Uno se pude preguntar también si vino antes el huevo o la gallina, es decir, si fue el Sesenta y ocho en la sociedad el que influyó en el de la Iglesia, o si sucedió al contrario. Al inicio de los años 90 un teólogo católico podía escribir por ejemplo que la “revolución cultural” de 1968 “no fue un fenómeno de choque que se abatió desde fuera contra la Iglesia, sino que ésta fue preparada y provocada por los fermentos postconciliares del catolicismo”; el mismo “proceso de formación del terrorismo italiano de los primeros años 70”, cuyo vínculo con el 68 fue a su vez decisivo “permanece incomprensible si se prescinde de la crisis y de los fermentos internos al catolicismo postconciliar”. El teólogo en cuestión era el cardenal Joseph Ratzinger, entonces prefecto de la Congregación para la Doctrina de la Fe, en su libro Una mirada a Europa.
Pero – aún – ¿por qué los años sesenta?

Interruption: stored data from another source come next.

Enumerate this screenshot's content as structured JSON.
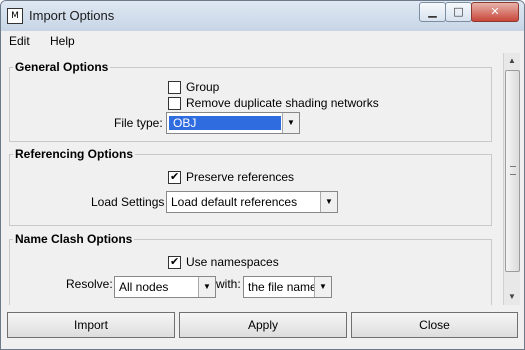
{
  "window": {
    "title": "Import Options",
    "app_icon": "maya-icon"
  },
  "menu": [
    "Edit",
    "Help"
  ],
  "general_options": {
    "title": "General Options",
    "group_label": "Group",
    "group_checked": false,
    "remove_dup_label": "Remove duplicate shading networks",
    "remove_dup_checked": false,
    "file_type_label": "File type:",
    "file_type_value": "OBJ"
  },
  "referencing_options": {
    "title": "Referencing Options",
    "preserve_label": "Preserve references",
    "preserve_checked": true,
    "load_settings_label": "Load Settings",
    "load_settings_value": "Load default references"
  },
  "name_clash_options": {
    "title": "Name Clash Options",
    "use_ns_label": "Use namespaces",
    "use_ns_checked": true,
    "resolve_label": "Resolve:",
    "resolve_value": "All nodes",
    "with_label": "with:",
    "with_value": "the file name"
  },
  "buttons": {
    "import": "Import",
    "apply": "Apply",
    "close": "Close"
  }
}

Sobre el tema, por quedarnos en las Islas Británicas, Hugh McLeod publicó en 2007 en la Oxford University Press, un importante volumen – The Religious Crisis of the 1960s – que recapitula las discusiones en curso. Se contraponen dos tesis: la de Alan Gilbert según el cual lo que determinó la revolución de los años 60 fue el boom económico, que difundió el consumismo y alejó a las poblaciones de las iglesias, y la de Callum Brown, según la cual el factor decisivo fue la emancipación de las mujeres después de la difusión de la ideología feminista, del divorcio, de la píldora anticonceptiva y del aborto. McLeod piensa, justamente, en mi opinión, que un solo factor no puede explicar una revolución de este calado. Tienen que ver el boom económico y el feminismo, pero también aspectos más estrechamente culturales tanto desde fuera de las Iglesias y comunidades cristianas (el encuentro entre el psicoanálisis y el marxismo) como desde dentro (las “nuevas teologías”).

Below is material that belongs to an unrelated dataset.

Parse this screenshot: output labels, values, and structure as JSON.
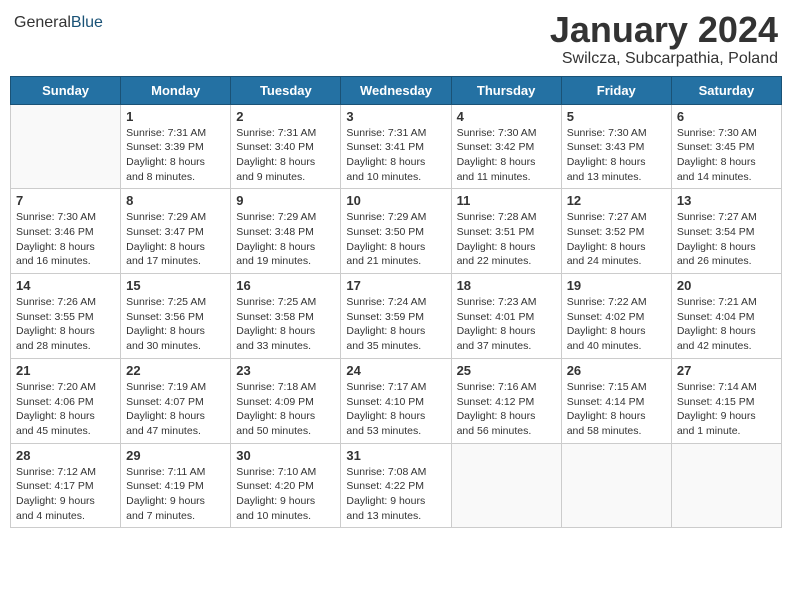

Sin entrar en los elementos más técnicos de esta discusión, Benedicto XVI en su Carta se muestra consciente del hecho de que hubo en los años Sesenta una auténtica revolución, no menos importante de la Reforma protestante o de la Revolución francesa, que fue “rapidísima” y que asestó un golpe durísimo a la “tradicional adhesión del pueblo a las enseñanzas y a los valores católicos”. Con mucha agudeza un pensador católico brasileño, Plinio Corrêa de Oliveira, habló en su tiempo de una Cuarta Revolución – después de la Reforma, de la Revolución francesa y de la soviética – más radical que las precedentes porque fue capas de penetrar in interiore homine y de revolucionar no sólo el cuerpo social, sino el cuerpo humano.
En la Iglesia católica no hubo en seguida conciencia suficiente del calado de esta revolución. Al contrario, esta contagió – considera hoy Benedicto XVI – “también a sacerdotes y religiosos”, determinó malentendidos en la interpretación del Concilio, causó “insuficiente formación humana, moral y espiritual en los seminarios y en los noviciados”.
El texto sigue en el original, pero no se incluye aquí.